Members of the Neder Club introduced her to Gil Golan, a dark-eyed, dimple-chinned, Manhattan-born tax lawyer and all-around mensch , at a Shabbat dinner. “She basically came up to me and said, ‘Oh, you’re Gil Golan? You have many lovers!'” said Mr. Golan, 34. “I was a little, you know-shocked.”
“His eyes bulged,” said Ms. Shamula, also 34, a curvy (but not heavy!) olive-skinned brunette. “And I said, ‘All I mean is that a lot of people love you! Everywhere I go, people want to set me up with you.'”
“We were both giving off mutual signs,” said Mr. Golan. But the strictures of the holiday prevented him from writing down her number, so he memorized her last name and looked her up in the phone book.

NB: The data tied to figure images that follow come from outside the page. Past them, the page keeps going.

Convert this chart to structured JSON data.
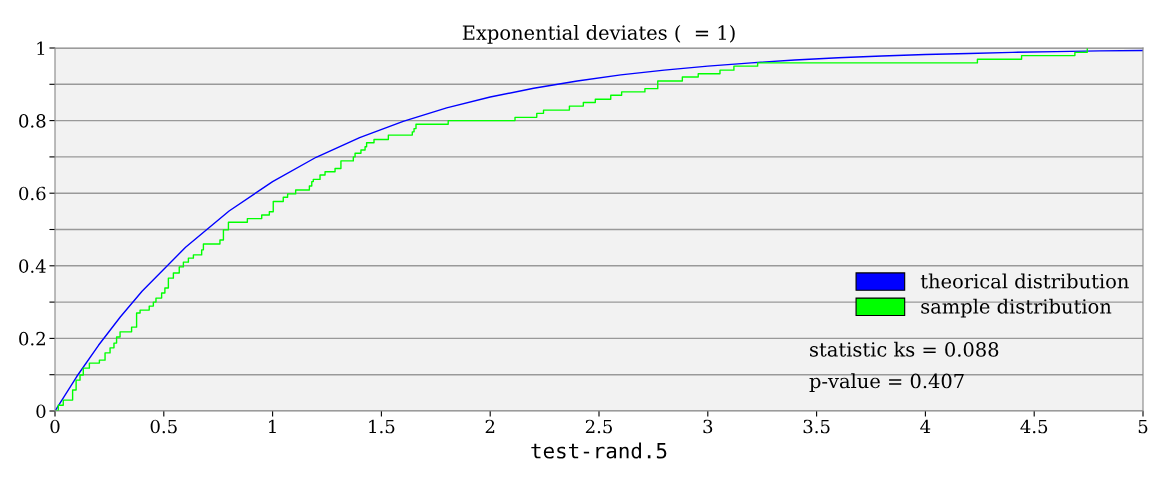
{
  "chart_data": {
    "type": "line",
    "title": "Exponential deviates (  = 1)",
    "xlabel": "test-rand.5",
    "xlim": [
      0,
      5
    ],
    "xticks": [
      0,
      0.5,
      1,
      1.5,
      2,
      2.5,
      3,
      3.5,
      4,
      4.5,
      5
    ],
    "ylim": [
      0,
      1
    ],
    "yticks": [
      0,
      {
        "value": 0.1,
        "label": null
      },
      0.2,
      {
        "value": 0.3,
        "label": null
      },
      0.4,
      {
        "value": 0.5,
        "label": null
      },
      0.6,
      {
        "value": 0.7,
        "label": null
      },
      0.8,
      {
        "value": 0.9,
        "label": null
      },
      1
    ],
    "grid": "y",
    "legend": "bottom right",
    "series": [
      {
        "name": "theorical distribution",
        "color": "#0000ff",
        "x": [
          0,
          0.1,
          0.2,
          0.3,
          0.4,
          0.6,
          0.8,
          1.0,
          1.2,
          1.4,
          1.6,
          1.8,
          2.0,
          2.2,
          2.4,
          2.6,
          2.8,
          3.0,
          3.2,
          3.4,
          3.6,
          3.8,
          4.0,
          4.2,
          4.4,
          4.6,
          4.8,
          5.0
        ],
        "values": [
          0,
          0.095,
          0.181,
          0.259,
          0.33,
          0.451,
          0.551,
          0.632,
          0.699,
          0.753,
          0.798,
          0.835,
          0.865,
          0.889,
          0.909,
          0.926,
          0.939,
          0.95,
          0.959,
          0.967,
          0.973,
          0.978,
          0.982,
          0.985,
          0.988,
          0.99,
          0.992,
          0.993
        ]
      },
      {
        "name": "sample distribution",
        "color": "#00ff00",
        "type": "step",
        "x": [
          0,
          0.015,
          0.038,
          0.081,
          0.097,
          0.115,
          0.13,
          0.158,
          0.204,
          0.23,
          0.253,
          0.271,
          0.283,
          0.299,
          0.352,
          0.375,
          0.391,
          0.433,
          0.452,
          0.464,
          0.49,
          0.505,
          0.521,
          0.544,
          0.571,
          0.59,
          0.613,
          0.636,
          0.674,
          0.682,
          0.758,
          0.774,
          0.797,
          0.884,
          0.95,
          0.985,
          1.003,
          1.049,
          1.069,
          1.106,
          1.169,
          1.18,
          1.187,
          1.218,
          1.241,
          1.287,
          1.314,
          1.371,
          1.379,
          1.406,
          1.425,
          1.432,
          1.466,
          1.532,
          1.642,
          1.65,
          1.659,
          1.807,
          2.114,
          2.214,
          2.245,
          2.364,
          2.428,
          2.483,
          2.554,
          2.604,
          2.711,
          2.77,
          2.883,
          2.956,
          3.056,
          3.12,
          3.229,
          4.239,
          4.442,
          4.687,
          4.744
        ],
        "values": [
          0,
          0.016,
          0.03,
          0.058,
          0.085,
          0.099,
          0.118,
          0.132,
          0.14,
          0.16,
          0.174,
          0.187,
          0.204,
          0.218,
          0.231,
          0.27,
          0.278,
          0.289,
          0.3,
          0.311,
          0.325,
          0.339,
          0.366,
          0.38,
          0.397,
          0.41,
          0.421,
          0.43,
          0.444,
          0.46,
          0.471,
          0.499,
          0.52,
          0.53,
          0.54,
          0.549,
          0.577,
          0.589,
          0.598,
          0.609,
          0.62,
          0.632,
          0.638,
          0.65,
          0.659,
          0.668,
          0.689,
          0.7,
          0.71,
          0.719,
          0.728,
          0.739,
          0.748,
          0.76,
          0.769,
          0.778,
          0.79,
          0.8,
          0.809,
          0.82,
          0.829,
          0.84,
          0.85,
          0.859,
          0.87,
          0.879,
          0.888,
          0.909,
          0.92,
          0.929,
          0.939,
          0.95,
          0.959,
          0.969,
          0.979,
          0.988,
          1.0
        ]
      }
    ],
    "annotations": [
      "statistic ks = 0.088",
      "p-value = 0.407"
    ]
  }
}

They soon realized that they’d been in the same West Hampton group house a few years before, but had never talked. “He had a goatee at the time, and that turned me off, so I had just ruled him out,” Ms. Shamula said. But he had such a nice punim !
When she goes to his Upper East Side one-bedroom on Shabbat-during which the pushing of buttons is forbidden-she winds her way up 19 flights on foot. Oy, that’s true love! (“Or I wait for someone who’s taking the elevator to push the button for me,” confessed Ms. Shamula, who lives in Flatbush with her parents.)
Mr. Golan-who was described by Ms. Shamula as “just a solid, straight, good-hearted, gentle guy”-proposed over dinner in a room inspired by Versailles at the Kosher Box Tree restaurant on 49th Street. The ring has a 1.5-carat princess-cut diamond set in an undulating platinum Lucida band, and the ceremony will be Modern Orthodox, at the Park Avenue Synagogue.
We are pleased to announce that the other three members of the Neder Club’s Brooklyn division have all been married off, but the three Manhattanites-it’s a heartless borough, isn’t it?-are still waiting to find their matches.